While not confined to women, yet women are by far more generally afflicted with constipation and hemorrhoids than are men. Their sedentary habits, tight lacing, and repugnance to water drinking make them peculiarly susceptible to the costive habit--which in turn, through engorgement of the hemorrhoidal veins, causes piles.

I mention these subjects here because the treatment for constipation and hemorrhoids is identical with that given for painful or suppressed menstruation.

The results in constipation are, in some instances, absolutely astonishing. I know of one woman, constipated for fifteen years, who never knew what it meant to have a natural movement of the bowels. She grasped the chair seat with the tips of her fingers and thumbs, putting all her strength into this grip--so as partly to desensitize the pain of tongue pressure, and thereby be able to stand a more drastic treatment. Then the tongue was firmly pressed for nine minutes in the manner before described.

Her bowels moved within fifteen minutes afterwards, and for a year or longer she has never had to take another cathartic. Another case was cleared up two years ago, and has had no return of the former trouble.

These, however, are the extraordinary and exceptional cases. For routine treatment it may be well to use the pressures for a considerable period of time, so that their stimulating effect may tend to create a “habit” in the peristaltic muscles of the bowel. For the cure cannot be considered complete until this “habit” is firmly established.

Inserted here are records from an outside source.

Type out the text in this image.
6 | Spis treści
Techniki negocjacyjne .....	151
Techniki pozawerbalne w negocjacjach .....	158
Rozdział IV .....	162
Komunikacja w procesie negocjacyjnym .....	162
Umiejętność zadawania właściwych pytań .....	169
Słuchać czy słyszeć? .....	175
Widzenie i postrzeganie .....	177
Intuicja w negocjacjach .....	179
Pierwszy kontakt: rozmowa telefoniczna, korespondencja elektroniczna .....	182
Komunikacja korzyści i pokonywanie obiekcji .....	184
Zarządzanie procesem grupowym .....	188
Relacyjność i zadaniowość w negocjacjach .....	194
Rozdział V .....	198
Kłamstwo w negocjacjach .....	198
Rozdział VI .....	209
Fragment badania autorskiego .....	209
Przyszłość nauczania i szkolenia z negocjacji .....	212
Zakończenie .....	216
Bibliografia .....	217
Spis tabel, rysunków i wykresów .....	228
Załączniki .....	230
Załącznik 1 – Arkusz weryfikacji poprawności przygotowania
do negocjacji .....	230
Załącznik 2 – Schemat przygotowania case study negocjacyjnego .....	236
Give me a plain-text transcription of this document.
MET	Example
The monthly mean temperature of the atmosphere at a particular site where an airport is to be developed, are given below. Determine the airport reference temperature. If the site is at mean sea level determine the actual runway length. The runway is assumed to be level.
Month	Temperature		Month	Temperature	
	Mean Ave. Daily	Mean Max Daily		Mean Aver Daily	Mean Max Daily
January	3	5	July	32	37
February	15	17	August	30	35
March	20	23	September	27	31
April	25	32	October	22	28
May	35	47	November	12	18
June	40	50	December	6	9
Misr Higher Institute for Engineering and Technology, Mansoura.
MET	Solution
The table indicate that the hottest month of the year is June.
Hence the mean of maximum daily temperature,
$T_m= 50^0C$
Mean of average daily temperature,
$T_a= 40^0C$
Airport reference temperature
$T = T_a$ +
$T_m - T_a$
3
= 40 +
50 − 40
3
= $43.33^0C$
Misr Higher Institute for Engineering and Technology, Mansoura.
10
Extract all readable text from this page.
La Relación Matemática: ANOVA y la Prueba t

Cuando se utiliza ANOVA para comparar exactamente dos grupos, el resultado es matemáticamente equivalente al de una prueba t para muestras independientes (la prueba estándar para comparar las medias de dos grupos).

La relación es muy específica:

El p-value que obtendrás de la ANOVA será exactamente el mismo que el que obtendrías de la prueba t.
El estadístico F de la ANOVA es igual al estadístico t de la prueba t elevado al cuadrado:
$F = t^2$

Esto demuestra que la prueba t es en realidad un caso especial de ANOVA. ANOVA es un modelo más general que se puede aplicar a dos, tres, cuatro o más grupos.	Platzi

The pain, bleeding and swelling of piles is also helped by these same procedures.

The point to be most emphatically dwelt upon in connection with the treatment of these conditions is that “absent treatment,” or lick-and-a-promise namby-pambyism, isn’t of any avail. The pressures must be made by some one who has more sympathy with the patient’s ultimate good than he has for her present temporary discomfort, and who will administer a good honest treatment--preferably while the patient does all she can--by tightly clasping the hands on the interlocked fingers, or by grasping the chair or a table with the finger tips--to reduce the sensitivity of the zones operated upon.

If zone therapy is used in this manner, the results will amaze and delight. For no method yet evolved for the treatment of these disorders even remotely approximates zone therapy in point of efficacy.